Senator [voice is scrambled electronically]: Matt, someone just has to say it. All of us in Washington know that higher gas taxes are part of the fix we need—but we're under enormous pressure not to admit this. Also, there's a way to do it called "tax and dividend" that means most Americans wouldn't feel a thing. What we'd do is rebate most of the proceeds from higher gas taxes via lower payroll taxes, so middle- and lower-income Americans wouldn't be affected at all; it'd be a wash. But folks hate the idea of higher gas prices so much that none of us are willing to talk about it publicly.

Matt: Senator, we know the courage it had to take to speak to us even under cloak of total anonymity, so thanks—and viewers should rest assured that the firm of Pricewaterhouse Coopers has verified the identity of this week's Safe House confessor as a bona fide United States senator from the state of . . . Just kidding, senator, not to worry!

We go now to Homer's Diner in Des Moines, where special Truth correspondent and Time magazine columnist Joe Klein has been talking for hours with farmers, small-business owners, union members, college students and policy experts about this idea of a gas-payroll tax swap. Joe, any takers?

Joe: Matt, the amazing thing is the goodwill that's generated when people actually work through these issues together.

[Video of Iowans talking around table]

As you'd expect, folks who drive long distances as part of their job start out violently opposed to higher gas taxes. But when you show them how most people's bottom line wouldn't be affected, and lay out the broader benefits this kind of tax reform could bring the country, they're ready to be part of the solution.

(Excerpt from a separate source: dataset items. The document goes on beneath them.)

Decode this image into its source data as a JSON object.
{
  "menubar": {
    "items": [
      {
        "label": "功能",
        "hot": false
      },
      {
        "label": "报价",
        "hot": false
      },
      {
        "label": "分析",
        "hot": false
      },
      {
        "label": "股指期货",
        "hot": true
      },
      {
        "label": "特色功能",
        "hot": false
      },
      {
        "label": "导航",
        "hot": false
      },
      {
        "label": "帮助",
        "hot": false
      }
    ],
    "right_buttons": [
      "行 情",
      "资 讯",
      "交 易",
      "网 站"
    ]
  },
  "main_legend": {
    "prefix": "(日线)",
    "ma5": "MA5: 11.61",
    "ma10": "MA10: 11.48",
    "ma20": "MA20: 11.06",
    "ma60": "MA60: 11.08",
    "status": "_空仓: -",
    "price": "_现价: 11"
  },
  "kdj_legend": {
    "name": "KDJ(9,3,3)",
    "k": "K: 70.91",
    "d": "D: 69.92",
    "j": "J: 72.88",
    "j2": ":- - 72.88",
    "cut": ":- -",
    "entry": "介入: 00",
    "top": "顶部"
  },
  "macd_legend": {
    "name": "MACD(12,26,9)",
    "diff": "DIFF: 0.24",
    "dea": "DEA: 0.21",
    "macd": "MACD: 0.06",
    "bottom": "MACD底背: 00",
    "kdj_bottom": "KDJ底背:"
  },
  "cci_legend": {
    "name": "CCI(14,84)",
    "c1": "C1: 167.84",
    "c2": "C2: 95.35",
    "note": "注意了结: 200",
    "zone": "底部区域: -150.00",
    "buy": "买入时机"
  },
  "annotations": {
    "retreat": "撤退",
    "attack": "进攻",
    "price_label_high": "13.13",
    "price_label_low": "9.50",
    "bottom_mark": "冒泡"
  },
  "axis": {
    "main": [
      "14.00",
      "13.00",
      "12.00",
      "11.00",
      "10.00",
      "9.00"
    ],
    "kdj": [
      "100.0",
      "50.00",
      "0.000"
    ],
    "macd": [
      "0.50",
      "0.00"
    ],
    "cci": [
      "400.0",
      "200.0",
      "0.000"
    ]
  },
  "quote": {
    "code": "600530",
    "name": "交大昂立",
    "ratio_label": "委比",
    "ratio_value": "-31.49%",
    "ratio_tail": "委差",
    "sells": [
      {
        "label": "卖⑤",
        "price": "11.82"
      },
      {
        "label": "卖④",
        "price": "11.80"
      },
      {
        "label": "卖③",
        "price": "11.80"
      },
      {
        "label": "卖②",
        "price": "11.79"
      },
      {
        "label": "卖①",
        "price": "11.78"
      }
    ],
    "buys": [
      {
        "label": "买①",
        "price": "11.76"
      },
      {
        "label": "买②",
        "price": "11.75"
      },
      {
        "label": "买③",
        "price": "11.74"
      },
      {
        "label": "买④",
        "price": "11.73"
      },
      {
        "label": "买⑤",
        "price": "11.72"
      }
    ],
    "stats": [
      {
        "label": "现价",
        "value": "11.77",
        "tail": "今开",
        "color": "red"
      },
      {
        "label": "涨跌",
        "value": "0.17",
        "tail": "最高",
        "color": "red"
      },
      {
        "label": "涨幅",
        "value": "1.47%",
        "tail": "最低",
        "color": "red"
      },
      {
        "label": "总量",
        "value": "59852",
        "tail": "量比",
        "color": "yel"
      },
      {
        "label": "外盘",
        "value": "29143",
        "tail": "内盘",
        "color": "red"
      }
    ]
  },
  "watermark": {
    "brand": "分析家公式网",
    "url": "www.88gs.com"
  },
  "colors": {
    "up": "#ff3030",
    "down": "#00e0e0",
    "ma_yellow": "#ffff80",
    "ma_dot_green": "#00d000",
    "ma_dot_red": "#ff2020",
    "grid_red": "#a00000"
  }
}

Matt: Joe, hold that thought. After a brief break we'll go back to Des Moines to see if real people can cut the deals Washington can't . . . and then come back for a final vote with our studio audience to see how many minds we've changed on the gas tax. Plus—this week's finalists imitating Jack Nicholson's famous line in "A Few Good Men," in full Colonel Jessup regalia. You're watching "You Can't Handle The Truth" . . . only on HBO.